Born in Russia to a musical family, Cantor was an accomplished violinist by an early age.

But he lived most of his adult life in Germany, where he spent years battling depression.

Cantor's deep thinking fuelled his anxiety, but it also helped his pioneering work on set theory for which he is best remembered.

Set Theory

Set theory involves the study of collections of numbers or objects.

An orchestra can be seen as a set, but it also contains subsets, such as strings.

Sets may contain one, several or indeed limitless elements.

Empty set

If a set has no elements, it's called an empty set.

Two sets are said to be equal if they contain the same elements, albeit in a different order.

Equal sets:
Elements are exactly the same

They are said to be equivalent if they have the same number of elements, but these don't have to be the same sets.

Equivalent sets:
Have the same number of elements

Set theory lies at the heart of our definition of numbers.

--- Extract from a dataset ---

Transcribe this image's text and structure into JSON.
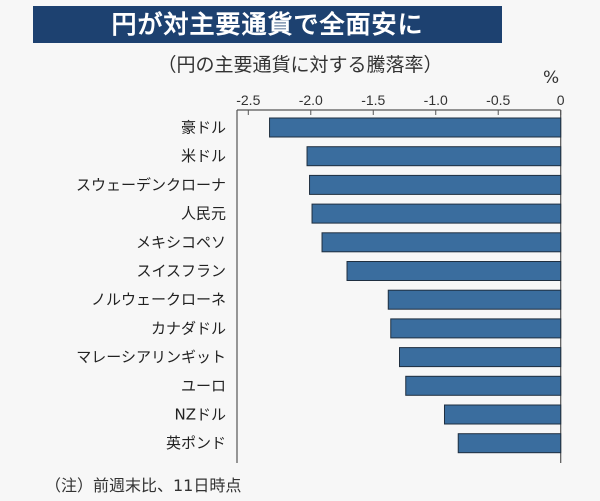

Cantor's work on set theory focused on the concept of infinity, through sets of numbers that carry on forever.

He upset the mathematical understanding of the time by arguing that there were different types of infinity, in fact, an infinity of infinities.

His ideas remained controversial for years to come.

Cantor's insights into such complex ideas were profound, but they came at a price.

Mathematical anxieties magnified his depression and the illness worsened when a peer questioned his work on set theory in 1904.

No stranger to sanatoriums, he entered one for the last time in 1917, a few months before his death.

But his influence on our understanding of the infinite lives on.